Этот же дух будет располагать христианина почитать всех людей: «Всех почитайте» (1 Пет. 2:17). Смиренный христианин не только склонен почитать в своем поведении святых, но также и других, во всех отношениях, если только это не подразумевает видимого одобрения их грехов. Так Авраам, великий образец для верующих, почтил детей Хета: «Авраам встал, и поклонился народу земли той» (Быт. 23:7). Это был замечательный пример смиренного поведения по отношению к тем, кто был вне Христа, и о которых Авраам знал, что они находятся под проклятием, и поэтому он никак не мог допустить, чтобы его слуга взял жену для его сына из их числа; и жены Исава, будучи дочерьми Хетовыми, были скорбью для Исаака и Ревекки. Так и Павел почтил Феста: «Нет, достопочтенный Фест, я не безумствую» (Деян. 26:25). Христианское смирение будет располагать людей чтить не только нечестивых, которые находятся вне видимой церкви, но также лжебратьев и преследователей. Так Иаков, находясь в превосходном расположении духа, только что проведя ночь в борьбе с Богом и получив благословение, почтил Исава, своего ложного и преследовавшего его брата: «А сам пошел пред ними, и поклонился до земли семь раз, подходя к брату своему» (Быт. 33:3). Так, он назвал его господином и приказал всей своей семье таким же образом почтить его.

Итак, я попытался описать сердце и поведение человека, которым руководит истинно благодатное смирение, согласовывая свои мысли с Писанием настолько точно, насколько я был способен.

Именно из такого сердца текут все истинно святые чувства. Христианские чувства подобны драгоценному миру, которое Мария вылила на голову Христа, и которое наполнило весь дом сладким благоуханием. Оно было вылито из алебастрового сосуда. Так иблагодатные чувства текут ко Христу из чистого сердца. Оно было вылито из разбитого сосуда; до тех пор, пока сосуд не был разбит, миро не могло ни течь, ни распространять благоухание. Так и благодатные чувства текут из сокрушенного сердца. Благодатные чувства также подобны чувствам Марии Магдалины (Лк. 7), которая также выливает драгоценное миро на Христа из алебастрового разбитого сосуда, помазав им ноги Иисуса, когда она омыла их своими слезами и отерла их волосами своей головы. Все благодатные чувства, которые являются сладким благоуханием для Христа и которые наполняют душу христианина небесной сладостью и ароматом, — это чувства сокрушенного сердца. Истинная христианская любовь, будь то к Богу или к человеку, — это смиренная любовь сокрушенного сердца. Желания святых, какими бы весомыми они ни были, — это смиренные желания. Их надежда — это смиренная надежда; и их радость, даже когда она неизреченная и преславная, — это смиренная радость сокрушенного сердца, которая делает христианина более нищим духом, более подобным малому дитяти и более расположенным к полному смирению в поведении.

 

7. Благодатные чувства отличаются от других тем, что они сопровождаются переменой природы.

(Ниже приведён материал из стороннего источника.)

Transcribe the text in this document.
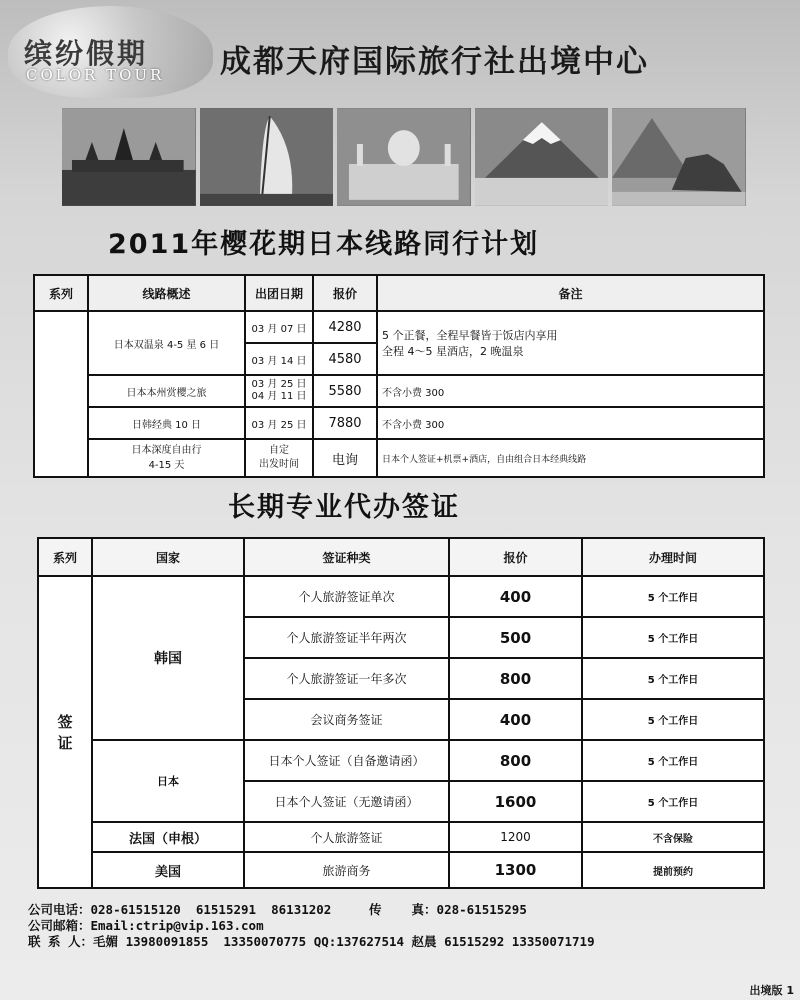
缤纷假期
COLOR TOUR 成都天府国际旅行社出境中心
2011年樱花期日本线路同行计划
系列	线路概述	出团日期	报价	备注
	日本双温泉 4-5 星 6 日	03 月 07 日	4280	5 个正餐，全程早餐皆于饭店内享用
全程 4～5 星酒店，2 晚温泉
		03 月 14 日	4580	
	日本本州赏樱之旅	03 月 25 日
04 月 11 日	5580	不含小费 300
	日韩经典 10 日	03 月 25 日	7880	不含小费 300
	日本深度自由行
4-15 天	自定
出发时间	电询	日本个人签证+机票+酒店，自由组合日本经典线路
长期专业代办签证
系列	国家	签证种类	报价	办理时间
签
证	韩国	个人旅游签证单次	400	5 个工作日
		个人旅游签证半年两次	500	5 个工作日
		个人旅游签证一年多次	800	5 个工作日
		会议商务签证	400	5 个工作日
	日本	日本个人签证（自备邀请函）	800	5 个工作日
		日本个人签证（无邀请函）	1600	5 个工作日
	法国（申根）	个人旅游签证	1200	不含保险
	美国	旅游商务	1300	提前预约
公司电话：028-61515120  61515291  86131202     传    真：028-61515295
公司邮箱：Email:ctrip@vip.163.com
联 系 人：毛媚 13980091855  13350070775 QQ:137627514 赵晨 61515292 13350071719
出境版 1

Все благодатные чувства возникают из духовного разумения, в котором душе раскрывается превосходство и слава божественных ценностей, как было показано ранее. Но все духовные открытия преображают, и не только производят изменение нынешнего проявления, ощущения и расположения души; но они имеют такую силу и эффективность, что совершают перемену в самой природе души: «Мы же все, открытым лицом, как в зеркале, взирая на славу Господню, преображаемся в тот же образ от славы в славу, как от Господня Духа» (2 Кор. 3:18). Такая сила, как эта, — это как раз Божественная сила, свойственная Духу Божьему; другая сила может произвести изменение в расположениях и чувствах людей, но только сила Творца может изменить природу, или дать новую природу. И никакие открытия или просвещения, кроме Божественных, не будут иметь этого сверхъестественного эффекта. Но этот эффект имеют все те открытия, которые истинно Божественны. Душу глубоко трогают эти открытия — настолько глубоко, что она преображается.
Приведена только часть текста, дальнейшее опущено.